David currently serves on the United Way of the Greater Triangle board of directors, the Foundation for Health Leadership and Innovation board of directors, Truist Bank’s Durham/Chapel Hill Advisory Board, Durham Children’s Initiative's board of directors, and co-chairs the Education Committee of the Downtown Durham Rotary Club. Previously, he served on the boards of Durham’s Partnership for Children, Downtown Durham Rotary Club, Leadership Triangle, Durham YMCA’s Advisory Board, North East Central Durham Leadership Council, Partnership for a Healthy Durham, and the Mayor of Durham’s Poverty Reduction Taskforce.

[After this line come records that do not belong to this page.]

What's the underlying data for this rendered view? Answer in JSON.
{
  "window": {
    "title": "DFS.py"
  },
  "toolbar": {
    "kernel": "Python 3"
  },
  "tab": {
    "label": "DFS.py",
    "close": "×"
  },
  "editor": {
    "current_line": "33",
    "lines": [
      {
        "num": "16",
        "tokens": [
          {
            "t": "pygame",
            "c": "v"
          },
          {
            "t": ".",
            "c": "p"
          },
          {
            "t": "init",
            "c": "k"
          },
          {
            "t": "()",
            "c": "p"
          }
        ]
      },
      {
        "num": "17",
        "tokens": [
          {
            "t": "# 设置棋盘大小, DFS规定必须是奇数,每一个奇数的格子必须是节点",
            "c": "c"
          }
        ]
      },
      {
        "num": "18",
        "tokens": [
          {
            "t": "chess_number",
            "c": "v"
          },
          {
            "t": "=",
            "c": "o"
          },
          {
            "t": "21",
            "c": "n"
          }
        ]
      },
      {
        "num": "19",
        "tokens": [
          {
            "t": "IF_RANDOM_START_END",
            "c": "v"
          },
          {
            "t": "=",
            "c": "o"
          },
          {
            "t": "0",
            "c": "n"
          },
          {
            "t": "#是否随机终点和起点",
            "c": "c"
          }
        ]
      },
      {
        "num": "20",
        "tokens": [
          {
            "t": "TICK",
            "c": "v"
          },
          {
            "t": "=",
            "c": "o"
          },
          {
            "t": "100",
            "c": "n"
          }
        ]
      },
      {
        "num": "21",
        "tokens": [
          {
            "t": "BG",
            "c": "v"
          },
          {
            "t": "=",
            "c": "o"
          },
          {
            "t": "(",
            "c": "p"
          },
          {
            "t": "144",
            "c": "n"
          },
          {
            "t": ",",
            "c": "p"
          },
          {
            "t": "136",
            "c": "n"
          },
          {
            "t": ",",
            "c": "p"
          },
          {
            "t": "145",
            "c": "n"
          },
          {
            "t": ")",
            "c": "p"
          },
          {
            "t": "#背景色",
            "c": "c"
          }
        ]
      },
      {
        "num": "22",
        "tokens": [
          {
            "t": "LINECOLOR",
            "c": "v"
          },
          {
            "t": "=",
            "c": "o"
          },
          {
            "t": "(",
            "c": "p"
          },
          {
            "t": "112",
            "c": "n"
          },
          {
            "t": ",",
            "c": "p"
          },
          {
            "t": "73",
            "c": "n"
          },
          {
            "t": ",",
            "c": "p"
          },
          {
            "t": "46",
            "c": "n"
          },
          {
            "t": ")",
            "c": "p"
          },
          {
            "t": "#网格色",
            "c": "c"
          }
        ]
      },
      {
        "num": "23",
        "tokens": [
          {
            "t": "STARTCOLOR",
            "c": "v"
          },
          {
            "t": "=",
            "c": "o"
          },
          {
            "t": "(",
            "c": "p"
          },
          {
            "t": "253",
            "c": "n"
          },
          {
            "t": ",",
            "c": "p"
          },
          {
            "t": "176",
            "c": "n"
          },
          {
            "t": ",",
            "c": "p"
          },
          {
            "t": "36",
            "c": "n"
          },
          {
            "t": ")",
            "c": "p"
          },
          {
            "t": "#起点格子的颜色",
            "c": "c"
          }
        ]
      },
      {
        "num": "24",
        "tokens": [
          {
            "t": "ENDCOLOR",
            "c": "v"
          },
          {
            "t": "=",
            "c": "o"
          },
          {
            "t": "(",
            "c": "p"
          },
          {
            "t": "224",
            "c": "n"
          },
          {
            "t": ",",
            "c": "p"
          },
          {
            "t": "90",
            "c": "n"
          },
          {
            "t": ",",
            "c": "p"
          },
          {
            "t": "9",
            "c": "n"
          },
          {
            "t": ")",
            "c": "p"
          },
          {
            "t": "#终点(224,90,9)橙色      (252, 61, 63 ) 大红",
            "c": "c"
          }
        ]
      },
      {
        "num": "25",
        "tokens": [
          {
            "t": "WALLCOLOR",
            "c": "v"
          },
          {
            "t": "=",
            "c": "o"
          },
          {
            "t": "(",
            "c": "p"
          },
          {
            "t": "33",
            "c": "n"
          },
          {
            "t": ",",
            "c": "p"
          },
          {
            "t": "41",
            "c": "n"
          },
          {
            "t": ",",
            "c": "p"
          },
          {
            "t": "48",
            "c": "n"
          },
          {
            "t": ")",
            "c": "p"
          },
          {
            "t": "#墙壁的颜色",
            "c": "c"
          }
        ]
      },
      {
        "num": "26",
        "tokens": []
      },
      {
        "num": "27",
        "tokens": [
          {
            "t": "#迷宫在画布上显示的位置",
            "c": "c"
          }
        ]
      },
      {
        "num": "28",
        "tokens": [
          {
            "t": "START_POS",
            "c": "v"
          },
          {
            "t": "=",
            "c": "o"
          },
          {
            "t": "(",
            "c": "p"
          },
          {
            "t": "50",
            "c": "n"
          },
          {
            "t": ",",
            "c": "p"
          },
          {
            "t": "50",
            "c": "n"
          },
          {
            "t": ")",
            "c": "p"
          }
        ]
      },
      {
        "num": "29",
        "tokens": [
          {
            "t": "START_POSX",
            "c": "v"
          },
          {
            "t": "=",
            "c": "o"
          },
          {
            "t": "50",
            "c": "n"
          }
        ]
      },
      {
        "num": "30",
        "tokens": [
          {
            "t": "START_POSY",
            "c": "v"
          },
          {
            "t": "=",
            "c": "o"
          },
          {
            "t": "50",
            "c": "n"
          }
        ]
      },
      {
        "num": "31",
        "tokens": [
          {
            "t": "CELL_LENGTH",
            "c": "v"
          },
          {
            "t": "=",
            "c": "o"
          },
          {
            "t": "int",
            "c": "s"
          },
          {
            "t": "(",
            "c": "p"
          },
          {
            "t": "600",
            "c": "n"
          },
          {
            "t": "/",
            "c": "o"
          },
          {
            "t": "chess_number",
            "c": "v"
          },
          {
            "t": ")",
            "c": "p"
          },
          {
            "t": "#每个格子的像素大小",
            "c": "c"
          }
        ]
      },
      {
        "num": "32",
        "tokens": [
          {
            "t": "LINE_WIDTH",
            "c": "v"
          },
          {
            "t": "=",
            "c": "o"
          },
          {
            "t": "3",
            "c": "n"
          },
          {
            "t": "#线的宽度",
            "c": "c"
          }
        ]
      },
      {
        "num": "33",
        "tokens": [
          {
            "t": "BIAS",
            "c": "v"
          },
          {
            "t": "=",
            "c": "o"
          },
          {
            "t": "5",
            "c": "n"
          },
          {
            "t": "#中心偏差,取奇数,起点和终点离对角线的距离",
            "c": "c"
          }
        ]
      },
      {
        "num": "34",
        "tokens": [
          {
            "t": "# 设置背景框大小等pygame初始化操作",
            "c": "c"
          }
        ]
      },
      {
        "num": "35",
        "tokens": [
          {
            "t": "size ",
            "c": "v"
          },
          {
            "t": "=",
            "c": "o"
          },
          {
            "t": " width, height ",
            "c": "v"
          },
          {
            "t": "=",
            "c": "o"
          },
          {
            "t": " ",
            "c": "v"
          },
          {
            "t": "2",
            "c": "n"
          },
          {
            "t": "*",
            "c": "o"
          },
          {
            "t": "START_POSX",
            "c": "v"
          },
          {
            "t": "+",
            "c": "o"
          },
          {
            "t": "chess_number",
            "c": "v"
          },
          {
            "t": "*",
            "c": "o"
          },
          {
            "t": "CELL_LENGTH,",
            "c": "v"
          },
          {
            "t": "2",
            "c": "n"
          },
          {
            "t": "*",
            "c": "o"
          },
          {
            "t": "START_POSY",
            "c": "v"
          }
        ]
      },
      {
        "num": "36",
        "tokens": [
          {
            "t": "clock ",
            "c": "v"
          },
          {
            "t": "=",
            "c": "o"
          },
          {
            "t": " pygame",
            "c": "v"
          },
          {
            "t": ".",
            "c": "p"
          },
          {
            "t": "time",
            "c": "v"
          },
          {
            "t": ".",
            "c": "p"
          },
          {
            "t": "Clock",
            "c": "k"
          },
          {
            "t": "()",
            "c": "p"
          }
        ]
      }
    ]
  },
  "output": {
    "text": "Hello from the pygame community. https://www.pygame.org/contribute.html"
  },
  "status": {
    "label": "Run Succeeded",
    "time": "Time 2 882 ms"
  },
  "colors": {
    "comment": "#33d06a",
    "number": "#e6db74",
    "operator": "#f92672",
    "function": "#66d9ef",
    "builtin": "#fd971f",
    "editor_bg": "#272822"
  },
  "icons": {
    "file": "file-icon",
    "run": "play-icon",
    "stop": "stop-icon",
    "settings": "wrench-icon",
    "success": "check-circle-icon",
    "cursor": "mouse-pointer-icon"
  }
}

David has established himself as a thought leader in the field of nonprofit leadership and governance, systems change and alignment, and collective impact. He is a frequent guest speaker at events and workshops. In 2017, he gave a Ted Talk on his experiences developing a pipeline of support from Cradle to Career. David has been recognized as one of the Triangle Business Journal’s Top 40 Under 40 business leaders and has received multiple awards and recognitions for his dedication and service to the Durham community, including the Community Champion Award from Blue Cross Blue Shield North Carolina, Sapphire Award from Phi Beta Sigma Fraternity, Inc., and Brillante Award from the Hispanic Market Advantage Conference (HMAC).
David holds a B.A. in psychology from the City College of New York and a M.B.A. from Capella University. He is a Goodmon Fellow, alumnus of the Harvard 100, and attended the Future Leaders Program in the United Kingdom. He was raised in the Bronx, NY, and currently resides in Durham with his wife and their three children.